Mas os zeladores não se importaram. Fizeram-se até BFFs do gang, quiçá ao som dos Tara Perdida, cantarolando desafinados: "fizeram-se amigos, tentaram de tudo fazer, tudo é melhor quando tens poder." E de pedras nos bolsos, seguiram apedrejando outras janelas de outros edifícios.

No Parlamento, a casa da democracia, à boleia de outro canhoto, acabaram com os debates quinzenais, e agora recusam audições aos ministros. Nas Entidades Reguladoras, demitiram os inconvenientes primeiro, para as partidarizarem depois. Na Administração Pública, instrumentalizaram a CRESAP, fazendo da excepção a regra, e desinvestiram no seu funcionamento e futuro, como regra e não como excepção.

Infelizmente, neste bairro, não faltam exemplos. Mas voltemos à Lei das Incompatibilidades. Há uns meses, aqui no Expresso, escrevi dois artigos - Dura Lex Sed Lex, Sic Infirma Est e Não, não quero mais fiscais, só quero os necessários; e menos coisas para fiscalizar - sobre o efeito altamente nocivo de uma produção legislativa prolixa e de uma insuficiente (ou inexistente) aplicação da mesma. Em síntese: um Estado que legisla sem ser capaz, ou sem ter vontade, de fazer cumprir o que legisla é um Estado que desiste da sua função principal, e é um Estado em trágica falência de autoridade.

Poupo o estimado leitor ao juridiquês. Basicamente, o que a Lei em causa diz é que, qualquer governante que seja proprietário de 10% de uma empresa, ou cujo cônjuge, pai, mãe ou filhos cumpram o mesmo requisito, tem a empresa impedida de fazer contratos com o Estado. E diz mais: caso isso se verifique, o contrato celebrado é nulo e o governante, a menos que seja o Primeiro-ministro, tem como sanção a demissão.

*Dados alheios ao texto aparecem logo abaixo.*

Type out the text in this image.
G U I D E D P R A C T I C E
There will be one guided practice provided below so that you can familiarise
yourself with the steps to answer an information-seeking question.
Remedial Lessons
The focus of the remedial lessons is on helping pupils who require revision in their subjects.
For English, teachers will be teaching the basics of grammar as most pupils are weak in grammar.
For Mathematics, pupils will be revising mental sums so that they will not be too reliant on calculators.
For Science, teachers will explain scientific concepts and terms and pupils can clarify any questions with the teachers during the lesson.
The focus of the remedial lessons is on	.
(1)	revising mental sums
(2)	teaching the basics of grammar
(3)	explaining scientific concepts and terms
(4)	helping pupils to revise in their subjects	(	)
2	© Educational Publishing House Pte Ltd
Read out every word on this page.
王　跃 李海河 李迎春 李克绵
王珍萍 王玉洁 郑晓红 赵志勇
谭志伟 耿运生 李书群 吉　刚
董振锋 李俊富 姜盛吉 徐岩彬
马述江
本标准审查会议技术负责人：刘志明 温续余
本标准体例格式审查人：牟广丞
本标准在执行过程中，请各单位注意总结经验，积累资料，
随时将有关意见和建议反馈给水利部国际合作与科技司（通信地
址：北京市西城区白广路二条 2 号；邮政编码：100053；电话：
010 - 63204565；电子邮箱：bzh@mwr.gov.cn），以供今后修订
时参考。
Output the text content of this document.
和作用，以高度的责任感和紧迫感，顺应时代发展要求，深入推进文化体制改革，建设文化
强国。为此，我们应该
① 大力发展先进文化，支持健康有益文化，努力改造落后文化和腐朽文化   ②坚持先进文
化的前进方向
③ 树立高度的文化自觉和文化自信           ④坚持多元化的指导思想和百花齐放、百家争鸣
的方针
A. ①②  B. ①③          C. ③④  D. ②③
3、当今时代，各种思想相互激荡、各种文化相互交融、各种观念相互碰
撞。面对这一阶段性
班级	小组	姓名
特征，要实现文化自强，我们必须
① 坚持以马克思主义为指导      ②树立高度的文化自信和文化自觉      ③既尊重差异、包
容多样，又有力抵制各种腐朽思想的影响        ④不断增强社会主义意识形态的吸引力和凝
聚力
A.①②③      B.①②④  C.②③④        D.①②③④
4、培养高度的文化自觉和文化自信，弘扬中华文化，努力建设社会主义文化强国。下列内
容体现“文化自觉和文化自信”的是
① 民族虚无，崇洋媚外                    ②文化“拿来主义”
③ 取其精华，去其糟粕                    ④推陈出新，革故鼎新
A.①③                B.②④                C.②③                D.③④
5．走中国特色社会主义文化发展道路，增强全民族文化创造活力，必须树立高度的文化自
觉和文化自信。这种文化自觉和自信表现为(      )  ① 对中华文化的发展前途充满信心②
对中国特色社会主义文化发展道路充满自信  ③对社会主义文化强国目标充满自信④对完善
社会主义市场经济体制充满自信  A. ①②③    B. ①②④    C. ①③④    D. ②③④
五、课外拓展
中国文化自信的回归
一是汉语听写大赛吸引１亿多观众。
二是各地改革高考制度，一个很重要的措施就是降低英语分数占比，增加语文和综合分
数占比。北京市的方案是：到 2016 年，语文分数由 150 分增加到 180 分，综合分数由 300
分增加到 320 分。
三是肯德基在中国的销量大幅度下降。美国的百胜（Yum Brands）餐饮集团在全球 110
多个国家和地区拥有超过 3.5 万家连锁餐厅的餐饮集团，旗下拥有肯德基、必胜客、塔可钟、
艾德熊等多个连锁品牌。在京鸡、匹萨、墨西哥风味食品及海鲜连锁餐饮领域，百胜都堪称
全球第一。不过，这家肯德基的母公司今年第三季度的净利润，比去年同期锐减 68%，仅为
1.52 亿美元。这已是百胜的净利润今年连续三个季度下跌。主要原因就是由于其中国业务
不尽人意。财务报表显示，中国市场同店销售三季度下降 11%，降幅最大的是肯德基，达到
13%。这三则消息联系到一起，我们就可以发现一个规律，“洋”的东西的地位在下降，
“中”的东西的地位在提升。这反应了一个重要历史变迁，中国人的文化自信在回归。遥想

Há neste(s) episódio(s) duas coisas a ter em conta: a primeira, é que cada dia que passa sem demissões dos ministros em falta e sem a declaração de nulidade dos contratos em causa é mais um dia de ghettização da polis; a segunda, é que, como Fitzjames Stephen, essa velha carcaça conservadora, dizia, há que aprender a legislar com parcimónia.

Por cá, no momento de exibição de virtudes, todos querem ser mais papistas do que o Papa, mas no momento de arcarem com as consequências desse moralismo, são demasiados os que assobiam para o lado. Neste caso, aLei das incompatibilidades serviu primeiro para exibir excesso de escrúpulo, para acabar a exibir falta de vergonha.

Uma coisa é certa, se não repararmos as janelas vamos acabar constipados.

Pedro Gomes Sanches escreve de acordo com a antiga ortografia.